I got this question:
Prove that the function $f(x)=\arctan\frac{1}{x^2}$ is uniformly continuous on the interval $(0,\infty)$.
I tried to prove it directly from the definition of uniform continuity but I was not able to proceed. Then I tried to prove it using the fact that $\arctan\frac{1}{x^2}=\frac{\pi}{2}-\arctan(x^2)$ and by the fact that the sum of two uniformly continuous functions is uniformly continuous but I wasn't able to prove that $\arctan(x^2)$ is uniformly continuous.

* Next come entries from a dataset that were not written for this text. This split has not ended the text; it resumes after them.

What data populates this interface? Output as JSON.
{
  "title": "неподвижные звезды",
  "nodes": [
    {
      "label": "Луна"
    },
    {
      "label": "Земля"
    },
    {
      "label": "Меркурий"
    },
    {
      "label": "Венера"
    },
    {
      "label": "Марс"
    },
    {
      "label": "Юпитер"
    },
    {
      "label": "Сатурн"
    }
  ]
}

Some hints will be appreciated. Thanks.
Note: please do not use derivatives since in my class we are not allowed to use derivatives by now.
I'll follow your first step and show $\arctan x^2$ is uniformly continuous on $[0,\infty)$. You can split the positive line into two parts: where $x^2$ is big, and where $x^2$ is small.

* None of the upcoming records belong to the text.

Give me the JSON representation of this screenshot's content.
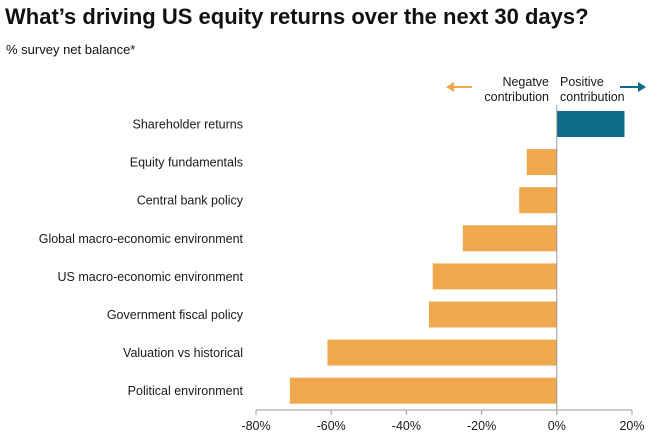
{
  "header": {
    "title": "What’s driving US equity returns over the next 30 days?",
    "subtitle": "% survey net balance*"
  },
  "legend": {
    "negative": [
      "Negatve",
      "contribution"
    ],
    "positive": [
      "Positive",
      "contribution"
    ]
  },
  "colors": {
    "negative": "#F0A84E",
    "positive": "#0E6B8A",
    "axis": "#9a9a9a"
  },
  "chart_data": {
    "type": "bar",
    "orientation": "horizontal",
    "categories": [
      "Shareholder returns",
      "Equity fundamentals",
      "Central bank policy",
      "Global macro-economic environment",
      "US macro-economic environment",
      "Government fiscal policy",
      "Valuation vs historical",
      "Political environment"
    ],
    "values": [
      18,
      -8,
      -10,
      -25,
      -33,
      -34,
      -61,
      -71
    ],
    "xlim": [
      -80,
      20
    ],
    "xticks": [
      -80,
      -60,
      -40,
      -20,
      0,
      20
    ],
    "xtick_labels": [
      "-80%",
      "-60%",
      "-40%",
      "-20%",
      "0%",
      "20%"
    ],
    "grid": false
  }
}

Let $\epsilon > 0$ be given.
Since $\displaystyle \lim_{x \to \infty} \arctan x^2 = \dfrac{\pi}{2}$, there exists $M > 0$ with the property that $$ x > M \implies \left| \arctan x^2 - \frac{\pi}{2} \right| < \frac{\epsilon}{2}.$$ In particular, $x,y > M$ implies $|\arctan x^2 - \arctan y^2| < \epsilon$.
On the other hand, $\arctan x^2$ is continuous on $[0,M+1]$ and consequently uniformly continuous there. Thus there exists $\delta > 0$ with the property that $$x,y \in [0,M+1] \quad\text{and} \quad |x-y| < \delta \implies |\arctan x^2 - \arctan y^2| < \epsilon.$$
Let $\delta' = \min\{\delta,1\}$. Let $x,y \in [0,\infty)$ satisfy $|x-y| < \delta'$. Then either $x,y$ both belong to $(M,\infty)$ or $x,y$ both belong to $[0,M+1]$, and in either case you obtain $|\arctan x^2 - \arctan y^2| < \epsilon$.